Maryland's General Assembly is to meet Monday to consider new congressional boundaries that will determine the state's federal representation for the next decade. The lines must be redrawn every 10 years to accommodate population changes.
The map that the governor released Saturday did nothing to ease concerns raised by Rep. Donna F. Edwards, a Prince George's County Democrat, and some members of the Legislative Black Caucus who wanted a plan that would give Montgomery County a voice in Congress from a racial minority. Under O'Malley's plan, the three incumbents who would represent Montgomery County are not minorities.
The Legislative Black Caucus was to reconvene Monday before the session to attempt another vote on the proposed map. In the House of Delegates, a "no" vote from more than 13 Democrats out of 98 could scuttle the plan if all Republicans oppose it.
Joseph C. Bryce, O'Malley's top legislative aide, left the door open to possible changes.
"We agreed to keep talking," Bryce said. "We wanted to put the map out there to the public."
Edwards made her case Saturday afternoon behind closed doors at the State House to members of the Legislative Black Caucus and said afterward that she is still hopeful that her district lines will be changed.
"This is a really fluid process," Edwards said. "I've made the same pitch I've made to everybody about this, and that's no secret," she said in a reference to her public comments that the proposal could dilute the minority vote. "What I'm really excited about is, I've heard from the governor that they're still taking in a lot of information."

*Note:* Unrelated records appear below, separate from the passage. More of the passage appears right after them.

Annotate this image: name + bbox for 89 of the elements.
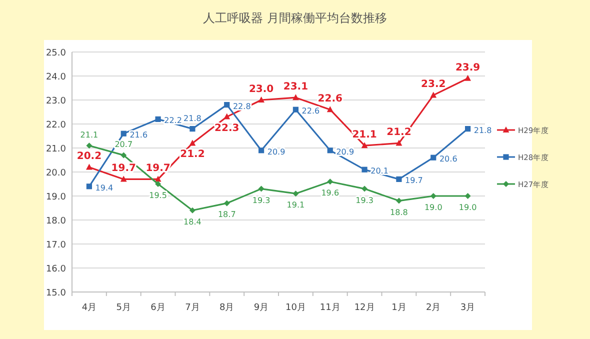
- data-label: 19.0: [424, 203, 442, 212]
- point: [326, 106, 334, 112]
- x-tick-label: 7月: [185, 303, 200, 313]
- y-tick-label: 15.0: [46, 288, 66, 298]
- x-tick-label: 8月: [220, 303, 234, 313]
- y-tick-label: 22.0: [46, 120, 66, 130]
- data-label: 19.3: [356, 196, 374, 205]
- point: [155, 181, 162, 187]
- y-tick-label: 17.0: [46, 240, 66, 250]
- data-label: 18.8: [390, 208, 408, 217]
- data-label: 19.0: [458, 203, 477, 212]
- data-label: 19.3: [252, 196, 270, 205]
- point: [224, 102, 230, 108]
- y-tick-label: 24.0: [46, 72, 66, 82]
- y-tick-label: 23.0: [46, 96, 66, 106]
- data-label: 20.9: [336, 147, 354, 156]
- point: [258, 96, 264, 102]
- data-label: 18.4: [184, 217, 202, 226]
- x-tick-label: 2月: [426, 303, 441, 313]
- y-tick-label: 19.0: [46, 192, 66, 202]
- data-label: 19.6: [321, 188, 340, 198]
- x-tick-label: 12月: [354, 303, 375, 313]
- point: [396, 140, 402, 146]
- point: [86, 142, 92, 149]
- data-label: 23.2: [421, 79, 446, 90]
- data-label: 20.9: [267, 147, 286, 156]
- x-tick-label: 9月: [254, 303, 269, 313]
- point: [120, 152, 127, 158]
- data-label: 21.6: [130, 130, 148, 140]
- point: [464, 193, 471, 199]
- y-tick-label: 25.0: [46, 48, 66, 58]
- data-label: 20.6: [439, 154, 458, 164]
- point: [224, 200, 230, 206]
- point: [361, 142, 368, 148]
- data-label: 19.4: [95, 183, 114, 192]
- point: [430, 193, 436, 199]
- point: [430, 154, 436, 160]
- point: [327, 178, 334, 185]
- point: [362, 166, 368, 172]
- chart-title: 人工呼吸器 月間稼働平均台数推移: [203, 11, 387, 25]
- point: [464, 126, 471, 132]
- x-tick-label: 3月: [460, 303, 476, 313]
- point: [86, 184, 92, 190]
- data-label: 18.7: [218, 210, 236, 220]
- x-tick-label: 6月: [150, 303, 166, 313]
- y-tick-label: 21.0: [46, 144, 66, 154]
- data-label: 22.6: [302, 106, 320, 116]
- x-tick-label: 4月: [82, 303, 97, 313]
- data-label: 21.8: [184, 114, 202, 123]
- point: [86, 164, 92, 170]
- point: [258, 186, 264, 192]
- x-tick-label: 11月: [320, 303, 340, 313]
- data-label: 19.7: [111, 163, 136, 174]
- data-label: 23.1: [283, 82, 308, 93]
- y-tick-label: 18.0: [46, 216, 66, 226]
- data-label: 21.2: [180, 149, 205, 160]
- point: [292, 106, 299, 112]
- data-label: 19.5: [149, 191, 167, 200]
- point: [120, 130, 126, 136]
- point: [292, 94, 299, 100]
- data-label: 19.1: [286, 200, 305, 210]
- point: [327, 148, 333, 154]
- data-label: 19.7: [405, 176, 423, 186]
- point: [430, 92, 437, 98]
- point: [224, 113, 230, 120]
- point: [464, 74, 471, 81]
- point: [155, 116, 161, 122]
- data-label: 23.9: [455, 62, 480, 74]
- x-tick-label: 5月: [116, 303, 131, 313]
- point: [120, 176, 127, 182]
- data-label: 21.1: [80, 130, 98, 140]
- point: [189, 140, 196, 146]
- y-tick-label: 20.0: [46, 168, 66, 178]
- point: [154, 176, 162, 182]
- y-tick-label: 16.0: [46, 264, 66, 274]
- point: [258, 148, 264, 154]
- point: [362, 186, 368, 192]
- point: [292, 190, 299, 197]
- point: [190, 126, 196, 132]
- x-tick-label: 1月: [392, 303, 406, 313]
- point: [189, 207, 196, 214]
- point: [396, 198, 402, 204]
- data-label: 22.3: [214, 122, 240, 134]
- data-label: 20.2: [76, 151, 102, 162]
- data-label: 23.0: [248, 84, 274, 95]
- data-label: 21.8: [474, 126, 492, 135]
- point: [396, 176, 402, 182]
- data-label: 22.6: [318, 94, 342, 105]
- x-tick-label: 10月: [285, 303, 306, 313]
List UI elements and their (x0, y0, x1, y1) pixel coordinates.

The caucus meeting broke up after three hours of discussion, with the members failing to take a unified position on the map proposed by the governor's panel. During the meeting, which was not open to the public, raised voices could be heard and at times some yelled, "Order, order!"
The doors to the meeting room opened about 3 p.m., and Sen. Anthony C. Muse and Del. Tiffany Alston, both of Prince George's County; and Del. Jill Carter of Baltimore, all Democrats, were among those who rushed out.
"As written, I can't support the map," Alston said as she departed.
Sen. Catherine E. Pugh, a Baltimore Democrat who chairs the Legislative Black Caucus, said there was "a lot of discussion" about proposals and that the group would reconvene Monday before the legislative session.
Those who support the governor's map were displeased. Del. Melony G. Griffith, chairwoman of the Prince George's County delegation, said she was "tremendously disappointed" that the members of the caucus "had an opportunity to demonstrate leadership in an important matter and failed to come to a conclusion."
"It was very clear that every effort was made to consider not only minority representation but the specific issues raised by the caucus," said Griffith, a Democrat.
Several members of the caucus said there was a motion to delay the vote until Monday, but it failed. After a motion was made to vote on the advisory committee's map, several lawmakers left the room, denying the caucus the quorum needed for a vote. The lawmakers spoke on condition of anonymity because they did not want to break caucus confidentiality rules.
Edwards emerged from the caucus meeting — and a subsequent meeting with advisers — and suggested that there was still a chance her concerns would be addressed. She said she would continue to make her case over the weekend.
Asked whether she would produce a map of her own as an alternative to O'Malley's, Edwards said, "No, no, no — during this entire process it's been about trying to share with the governor the information that we have."
Asked if she thought her meetings went well Saturday, Edwards replied, "Oh, god, yeah."